The bridge is vibecheck export — an aggregates-only JSON report each developer can inspect line-by-line before sharing:
vibecheck export --days 30 --out report.json # totals, activities, models, daily spend
vibecheck export --anonymous # …without your git name/email
vibecheck export --include-projects # opt-in: project + branch namesBy default the export contains no prompts, no code, no file paths, no session ids, no project or branch names — read src/export.ts, it's one screen of code. The full schema is documented in docs/report-schema.md (additive-only within v1; a test keeps doc and code in sync). Doctor's notes travel as stable ids + levels only (never the rendered text); the id vocabulary is documented in docs/doctor-notes.md.
vibecheck for Teams (hosted rollups, org-wide burn-down, activity benchmarks, gateway-level capture) is in design. Interested? → [email protected]
Supported agents
| Agent | Data source | Status |
|---|---|---|
| Claude Code | ~/.claude/projects/**/*.jsonl | ✅ |
| OpenAI Codex CLI | ~/.codex/sessions/**/*.jsonl | ✅ |
| Gemini CLI | — | planned |
| Cursor | — | planned |
| opencode | — | planned |
Accuracy notes
- Costs are API list-price estimates (per-MTok rates in
src/pricing.ts). Subscription users: read it as "value consumed," not "money billed." - Claude Code streams duplicate assistant records — vibecheck dedupes by message id (naive parsers over-count by ~30%).
- Codex
cached_input_tokensis a subset ofinput_tokens— vibecheck splits it out before pricing. - Activity attribution is per-turn by dominant tool (precedence: editing > executing > delegating > exploring > planning). Read it as "cost of turns spent doing X."
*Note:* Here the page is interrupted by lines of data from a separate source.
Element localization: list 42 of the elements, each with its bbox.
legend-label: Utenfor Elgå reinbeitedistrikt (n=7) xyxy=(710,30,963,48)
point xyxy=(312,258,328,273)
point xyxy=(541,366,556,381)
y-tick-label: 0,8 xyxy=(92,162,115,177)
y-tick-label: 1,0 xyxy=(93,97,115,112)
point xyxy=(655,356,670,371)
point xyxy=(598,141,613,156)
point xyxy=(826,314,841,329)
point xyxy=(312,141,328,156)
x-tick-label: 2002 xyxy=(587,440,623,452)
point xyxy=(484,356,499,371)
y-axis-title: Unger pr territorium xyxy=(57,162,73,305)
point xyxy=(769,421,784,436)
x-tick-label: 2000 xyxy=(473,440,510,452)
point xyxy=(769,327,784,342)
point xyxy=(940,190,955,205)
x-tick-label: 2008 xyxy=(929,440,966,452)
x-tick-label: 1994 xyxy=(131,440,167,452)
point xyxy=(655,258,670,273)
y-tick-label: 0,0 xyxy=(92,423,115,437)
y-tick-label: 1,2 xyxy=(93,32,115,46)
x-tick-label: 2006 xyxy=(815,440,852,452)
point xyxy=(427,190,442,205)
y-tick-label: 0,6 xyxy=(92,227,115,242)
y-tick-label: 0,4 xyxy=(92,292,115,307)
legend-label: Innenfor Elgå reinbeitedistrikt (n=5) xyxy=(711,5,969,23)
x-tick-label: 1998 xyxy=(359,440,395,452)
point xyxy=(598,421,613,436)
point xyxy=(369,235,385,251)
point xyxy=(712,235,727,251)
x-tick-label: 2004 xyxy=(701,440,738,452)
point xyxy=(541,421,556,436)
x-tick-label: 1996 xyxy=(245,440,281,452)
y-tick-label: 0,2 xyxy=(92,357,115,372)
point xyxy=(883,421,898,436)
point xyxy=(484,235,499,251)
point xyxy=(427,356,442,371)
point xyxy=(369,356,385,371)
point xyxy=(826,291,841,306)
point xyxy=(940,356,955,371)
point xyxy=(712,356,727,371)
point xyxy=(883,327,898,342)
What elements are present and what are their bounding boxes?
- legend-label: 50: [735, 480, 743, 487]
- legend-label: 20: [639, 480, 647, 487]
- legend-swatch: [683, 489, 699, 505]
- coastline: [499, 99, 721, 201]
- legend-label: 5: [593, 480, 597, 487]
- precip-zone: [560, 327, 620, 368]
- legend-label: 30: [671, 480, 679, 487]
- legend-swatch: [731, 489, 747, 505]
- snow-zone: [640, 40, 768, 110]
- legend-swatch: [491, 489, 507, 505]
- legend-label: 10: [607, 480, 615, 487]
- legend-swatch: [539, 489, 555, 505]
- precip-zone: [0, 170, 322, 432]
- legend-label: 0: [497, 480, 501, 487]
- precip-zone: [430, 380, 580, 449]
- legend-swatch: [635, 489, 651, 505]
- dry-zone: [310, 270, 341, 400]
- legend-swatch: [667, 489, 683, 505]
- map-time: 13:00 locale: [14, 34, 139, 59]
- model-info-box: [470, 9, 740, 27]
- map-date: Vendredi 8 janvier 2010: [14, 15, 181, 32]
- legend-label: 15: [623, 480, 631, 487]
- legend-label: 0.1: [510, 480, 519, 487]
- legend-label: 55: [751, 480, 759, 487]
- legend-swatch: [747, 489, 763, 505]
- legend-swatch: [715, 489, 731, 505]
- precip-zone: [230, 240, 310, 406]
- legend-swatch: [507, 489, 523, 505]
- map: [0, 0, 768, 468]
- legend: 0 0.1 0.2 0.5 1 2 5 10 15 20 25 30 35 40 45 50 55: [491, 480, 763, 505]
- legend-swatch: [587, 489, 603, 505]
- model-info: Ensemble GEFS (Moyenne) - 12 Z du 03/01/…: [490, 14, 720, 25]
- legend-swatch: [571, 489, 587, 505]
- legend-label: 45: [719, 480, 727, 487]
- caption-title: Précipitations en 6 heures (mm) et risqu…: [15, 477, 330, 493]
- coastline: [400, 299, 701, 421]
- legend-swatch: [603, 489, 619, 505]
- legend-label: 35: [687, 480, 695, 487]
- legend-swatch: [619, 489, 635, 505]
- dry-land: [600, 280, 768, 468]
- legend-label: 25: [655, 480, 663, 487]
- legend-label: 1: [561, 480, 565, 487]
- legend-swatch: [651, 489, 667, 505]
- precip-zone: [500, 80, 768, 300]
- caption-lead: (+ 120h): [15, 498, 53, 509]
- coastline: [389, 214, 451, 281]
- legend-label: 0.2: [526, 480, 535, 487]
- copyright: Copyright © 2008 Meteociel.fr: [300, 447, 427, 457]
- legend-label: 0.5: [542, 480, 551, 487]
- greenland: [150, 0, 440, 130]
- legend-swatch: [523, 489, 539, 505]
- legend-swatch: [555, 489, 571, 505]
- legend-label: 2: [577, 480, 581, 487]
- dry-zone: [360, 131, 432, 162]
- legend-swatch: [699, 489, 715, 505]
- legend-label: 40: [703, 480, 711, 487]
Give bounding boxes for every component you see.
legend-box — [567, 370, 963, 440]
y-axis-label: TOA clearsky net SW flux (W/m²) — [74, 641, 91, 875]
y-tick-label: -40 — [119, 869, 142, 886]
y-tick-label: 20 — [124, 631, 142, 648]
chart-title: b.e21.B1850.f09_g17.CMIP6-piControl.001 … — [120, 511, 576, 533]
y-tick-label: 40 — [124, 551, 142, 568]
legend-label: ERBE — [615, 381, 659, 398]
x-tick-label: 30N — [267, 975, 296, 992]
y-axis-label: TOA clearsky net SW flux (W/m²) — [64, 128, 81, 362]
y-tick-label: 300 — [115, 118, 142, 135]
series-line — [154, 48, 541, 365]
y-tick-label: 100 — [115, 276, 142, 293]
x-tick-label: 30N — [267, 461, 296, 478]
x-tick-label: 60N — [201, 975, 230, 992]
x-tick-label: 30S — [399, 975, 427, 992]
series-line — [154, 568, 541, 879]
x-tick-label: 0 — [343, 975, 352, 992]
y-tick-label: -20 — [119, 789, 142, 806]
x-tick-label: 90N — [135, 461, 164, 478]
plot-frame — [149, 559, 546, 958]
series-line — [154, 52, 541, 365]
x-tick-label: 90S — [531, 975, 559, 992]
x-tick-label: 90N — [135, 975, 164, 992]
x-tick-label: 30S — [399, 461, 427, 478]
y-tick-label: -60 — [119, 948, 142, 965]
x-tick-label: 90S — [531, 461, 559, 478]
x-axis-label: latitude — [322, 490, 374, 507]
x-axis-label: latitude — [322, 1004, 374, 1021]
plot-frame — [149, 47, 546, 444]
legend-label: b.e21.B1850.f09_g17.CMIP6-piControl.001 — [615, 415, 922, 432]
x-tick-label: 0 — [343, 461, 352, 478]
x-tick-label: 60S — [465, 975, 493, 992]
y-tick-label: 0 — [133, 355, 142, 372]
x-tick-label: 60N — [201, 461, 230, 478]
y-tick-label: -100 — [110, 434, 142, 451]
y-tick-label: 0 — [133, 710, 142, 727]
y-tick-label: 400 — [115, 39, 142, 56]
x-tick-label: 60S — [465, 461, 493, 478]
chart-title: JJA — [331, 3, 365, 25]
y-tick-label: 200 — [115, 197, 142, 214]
- Unparseable lines are counted and surfaced — these JSONL schemas are undocumented and drift between agent versions. If you see the schema-drift warning, please file a drift report — it asks for counts and key names only, never your transcripts.
Development
Parsers are the product, so everything is fixture-tested:
npm install
npm test # 112 tests over synthetic fixtures encoding every schema gotcha
npm run dev # build + run against your own sessionsCI runs on linux/macos/windows across Node 18/20/22. Every release also executes the Windows .exe on a real Windows runner before it ships.
Roadmap
- [x] Activity attribution ("where tokens go")
- [x] Budget burn-down with month-end projection
- [x] Branch-level cost attribution (
--branch,--project,--agentfilters) - [x] Month-over-month spend trend (
vibecheck months, Δ%) - [x] Aggregates-only team export (
vibecheck export,vibecheck.report.v1schema) - [x] Session drill-down (
vibecheck sessions, per-session detail viasessions <id>) - [x] Doctor's notes (actionable diagnosis: cache health, context tax, idle gaps, compaction receipts, re-read tax, failure tax, verbosity drift)
- [x] Agent runtime from
turn_durationrecords — how long the agent actually worked, not wall-clock; cost per agent-hour; monthly runtime trend - [x] "AI Coding Wrapped" shareable card (
vibecheck wrapped, SVG, aggregates only) - [x] Local dashboard (
vibecheck web— single static HTML file, no server, no JS) - [ ] Gemini CLI, Cursor, opencode parsers
- [ ] vibecheck for Teams (hosted)
License
MIT — free for everyone, forever. The CLI will never phone home.